Palangka Raya, pilarkalimantan.com – Rapat Paripurna ke-6 Masa Persidangan III Tahun Sidang 2026 DPRD Provinsi Kalimantan Tengah resmi menyetujui Rancangan Peraturan Daerah tentang Pertanggungjawaban Pelaksanaan APBD Tahun Anggaran 2025, Selasa 14/7/26 malam.
Persetujuan itu menandai komitmen bersama Pemprov dan DPRD untuk memperkuat tata kelola keuangan daerah yang bersih dan akuntabel.
Rapat dipimpin Ketua DPRD Kalteng Riska Agustin. Hadir Pj Sekda Linae Victoria Aden mewakili Gubernur Agustiar Sabran, serta seluruh pimpinan fraksi dan OPD terkait.
Juru Bicara Badan Anggaran DPRD, Sudarsono, menyampaikan laporan Banggar. Intinya: ketujuh fraksi di DPRD Kalteng menerima dan menyetujui Raperda APBD 2025 untuk ditetapkan menjadi Peraturan Daerah.
Persetujuan itu kemudian ditandai dengan penandatanganan Berita Acara Persetujuan Bersama antara Pemprov Kalteng dan Pimpinan DPRD.
“Ini bukti sinergi eksekutif dan legislatif dalam mengawal uang rakyat,” kata Riska Agustin saat memimpin rapat.
Membacakan Pidato Pendapat Akhir Gubernur, Pj Sekda Linae Victoria Aden menyampaikan apresiasi atas kerja sama DPRD selama pembahasan.

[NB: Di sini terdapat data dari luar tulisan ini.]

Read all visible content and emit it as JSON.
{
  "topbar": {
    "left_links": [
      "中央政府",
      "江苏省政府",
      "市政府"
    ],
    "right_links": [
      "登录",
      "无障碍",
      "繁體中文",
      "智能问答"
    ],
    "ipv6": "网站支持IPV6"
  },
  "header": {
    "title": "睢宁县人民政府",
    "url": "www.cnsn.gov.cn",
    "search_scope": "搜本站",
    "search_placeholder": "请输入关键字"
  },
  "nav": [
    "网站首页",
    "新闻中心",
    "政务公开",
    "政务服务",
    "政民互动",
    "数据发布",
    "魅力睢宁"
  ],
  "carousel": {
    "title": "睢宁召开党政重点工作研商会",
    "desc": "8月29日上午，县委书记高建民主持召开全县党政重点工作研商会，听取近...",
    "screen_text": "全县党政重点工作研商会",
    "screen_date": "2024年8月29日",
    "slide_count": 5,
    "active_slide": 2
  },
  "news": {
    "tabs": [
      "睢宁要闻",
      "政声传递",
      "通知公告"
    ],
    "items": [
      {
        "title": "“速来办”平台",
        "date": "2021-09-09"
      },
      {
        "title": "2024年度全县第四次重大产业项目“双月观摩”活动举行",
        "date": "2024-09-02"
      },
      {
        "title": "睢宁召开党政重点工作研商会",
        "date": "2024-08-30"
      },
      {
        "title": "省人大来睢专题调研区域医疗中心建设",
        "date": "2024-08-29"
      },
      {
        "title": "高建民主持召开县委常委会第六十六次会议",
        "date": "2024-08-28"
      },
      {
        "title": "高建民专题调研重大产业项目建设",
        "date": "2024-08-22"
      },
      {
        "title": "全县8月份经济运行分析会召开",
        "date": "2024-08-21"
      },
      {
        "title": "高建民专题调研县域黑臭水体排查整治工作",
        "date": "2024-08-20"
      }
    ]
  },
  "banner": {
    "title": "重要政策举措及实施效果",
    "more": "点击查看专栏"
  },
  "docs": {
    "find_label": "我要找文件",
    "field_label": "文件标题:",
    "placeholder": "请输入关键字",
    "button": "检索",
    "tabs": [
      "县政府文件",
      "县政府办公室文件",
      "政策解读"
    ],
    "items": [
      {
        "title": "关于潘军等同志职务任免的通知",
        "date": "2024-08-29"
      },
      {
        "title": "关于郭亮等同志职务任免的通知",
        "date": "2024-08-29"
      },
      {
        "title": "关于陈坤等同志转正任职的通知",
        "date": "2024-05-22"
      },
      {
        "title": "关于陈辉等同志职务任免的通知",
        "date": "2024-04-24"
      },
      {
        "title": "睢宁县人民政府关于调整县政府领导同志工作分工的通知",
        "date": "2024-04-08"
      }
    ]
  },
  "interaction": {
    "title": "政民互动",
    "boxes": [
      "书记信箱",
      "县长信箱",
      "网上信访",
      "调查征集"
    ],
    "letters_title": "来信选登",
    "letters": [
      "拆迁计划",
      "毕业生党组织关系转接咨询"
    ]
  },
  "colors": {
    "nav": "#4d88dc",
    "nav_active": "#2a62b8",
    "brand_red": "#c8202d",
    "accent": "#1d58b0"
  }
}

“Persetujuan Bersama Raperda ini bertujuan memberikan kepastian hukum, sekaligus memperkuat tata kelola keuangan daerah yang akuntabel, transparan, efektif, efisien, dan sesuai aturan,” ujar Linae.
Ia menegaskan, pengesahan ini bukan hanya formalitas memenuhi UU. Tapi jadi momentum pembenahan.
“Dengan tata kelola yang semakin baik, diharapkan pelayanan publik dapat semakin optimal dan mampu menjawab kebutuhan dasar masyarakat Kalimantan Tengah,” lanjutnya.
Pemprov Kalteng menegaskan akan terus menjaga akuntabilitas dalam pengelolaan keuangan.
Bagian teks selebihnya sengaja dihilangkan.